ここで、ヨーロッパの主要都市と比較してみます。リスボンの単身生活費は月15万円〜25万円程度、アムステルダムでも月25万円〜35万円程度とされています。シンガポールの生活コストは、ヨーロッパの主要都市と比べても突出して高い水準にあります。

費用面で見落としやすいポイント

所得税・法人税の低さばかりが注目されがちですが、住居費を中心とした生活コストの高さを考慮すると、実際の可処分所得への影響は生活スタイルによって大きく変わります。税率だけでなく、生活費全体で比較検討することが重要です。

※生活費データは Numbeo(シンガポール) を参照しています。為替レートは変動するため、実際の換算額は渡航時点で改めてご確認ください。
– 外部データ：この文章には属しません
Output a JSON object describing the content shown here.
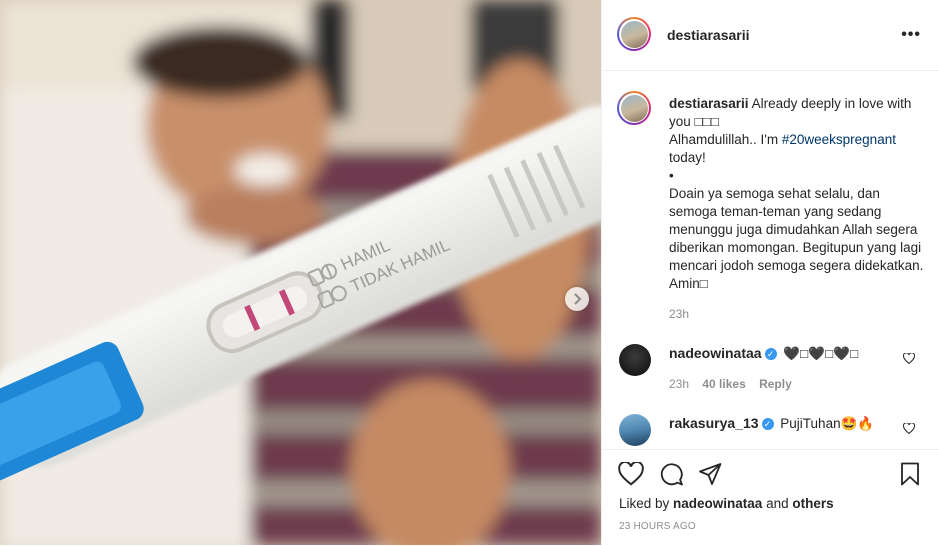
{
  "post": {
    "username": "destiarasarii",
    "caption_first": "Already deeply in love with you □□□",
    "caption_line2_pre": "Alhamdulillah.. I'm ",
    "caption_hashtag": "#20weekspregnant",
    "caption_line3": "today!",
    "caption_bullet": "•",
    "caption_paragraph": "Doain ya semoga sehat selalu, dan semoga teman-teman yang sedang menunggu juga dimudahkan Allah segera diberikan momongan. Begitupun yang lagi mencari jodoh semoga segera didekatkan. Amin□",
    "caption_time": "23h",
    "test_labels": {
      "positive": "HAMIL",
      "negative": "TIDAK HAMIL"
    }
  },
  "comments": [
    {
      "username": "nadeowinataa",
      "verified": true,
      "text": "🖤□🖤□🖤□",
      "time": "23h",
      "likes": "40 likes",
      "reply": "Reply"
    },
    {
      "username": "rakasurya_13",
      "verified": true,
      "text": "PujiTuhan🤩🔥"
    }
  ],
  "footer": {
    "liked_by_prefix": "Liked by ",
    "liked_by_user": "nadeowinataa",
    "liked_by_and": " and ",
    "liked_by_others": "others",
    "time_ago": "23 HOURS AGO"
  },
  "colors": {
    "link": "#00376b",
    "verified": "#3897f0",
    "test_blue": "#1e88d6"
  }
}
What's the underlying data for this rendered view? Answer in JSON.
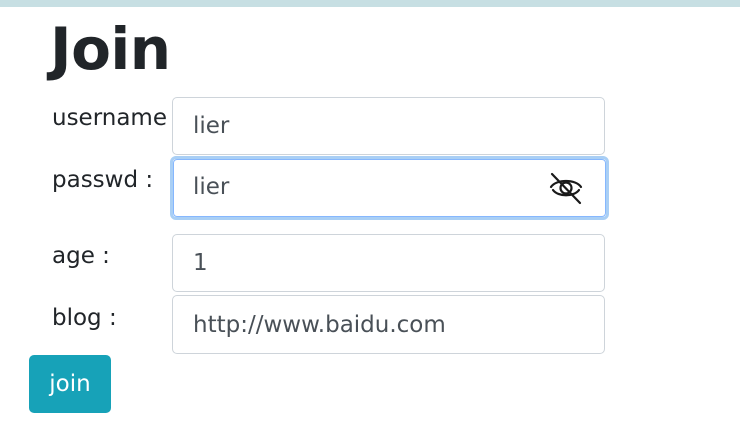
{
  "page": {
    "title": "Join"
  },
  "form": {
    "username": {
      "label": "username",
      "value": "lier"
    },
    "passwd": {
      "label": "passwd :",
      "value": "lier",
      "toggle_icon": "eye-slash-icon"
    },
    "age": {
      "label": "age :",
      "value": "1"
    },
    "blog": {
      "label": "blog :",
      "value": "http://www.baidu.com"
    },
    "submit_label": "join"
  },
  "colors": {
    "button_bg": "#17a2b8",
    "button_text": "#ffffff",
    "focus_ring": "#a9cff5",
    "input_border": "#ced4da",
    "top_strip": "#c7dfe3"
  }
}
4. シンガポール移住のデメリット|物価・規制・社会保障

書類と電卓が並ぶオフィスデスク

シンガポール移住には、事前に理解しておくべきデメリットもあります。7点を整理します。

①物価の高さ

EIU(エコノミスト・インテリジェンス・ユニット)のWorldwide Cost of Livingでは、シンガポールは常に上位の常連都市です。特に自動車の保有コストは突出しており、COE(Certificate of Entitlement)という保有権証明の制度により、車両価格に加えてS$100,000を超える追加コストがかかります。

②法規制の厳しさ

チューインガムの持ち込みが原則禁止、飲食に関するルール違反には罰金、公共の場での喫煙も厳しく制限されています。自由な暮らしを求める人にとっては、窮屈に感じられる場面が少なくありません。

③社会保障協定の不在

日本とシンガポールは社会保障協定を締結していません。日本年金機構の締結国リストで確認できるとおり、年金加入期間の通算はできません。また、CPF(中央積立基金)はシンガポール国民・永住権保持者向けの制度であり、外国人には原則として適用されません。つまり、シンガポールで働いている期間、年金の空白が生じるリスクがあるということです。

④ビザの厳格化

EPの最低給与は段階的に引き上げられ、COMPASS点数制の導入によって審査はより選別的になっています。

⑤国土の狭さ

シンガポールの国土面積は東京23区とほぼ同規模です。自然環境の選択肢が限られており、長期居住者の間では「数ヶ月で見尽くしてしまう」という声も聞かれます。

⑥表現・メディア規制

報道の自由度ランキングでは、シンガポールは低位に位置しています。

⑦PR(永住権)取得の不透明さ

シンガポールのPR審査基準は公開されていません。何をどれだけ満たせば取得できるのか、外部からは判断がつきにくいのが実情です。最初から永住権までのルートを設計したいと考える人にとって、この不透明さは大きな不安材料になります。

YMYLに関する注記

年金・社会保障制度は個人の状況によって取り扱いが異なります。本記事の内容は一般的な情報整理であり、個別の年金設計を保証するものではありません。実際の対応については、社会保険労務士や年金の専門家、日本年金機構 社会保障協定 をあわせてご確認ください。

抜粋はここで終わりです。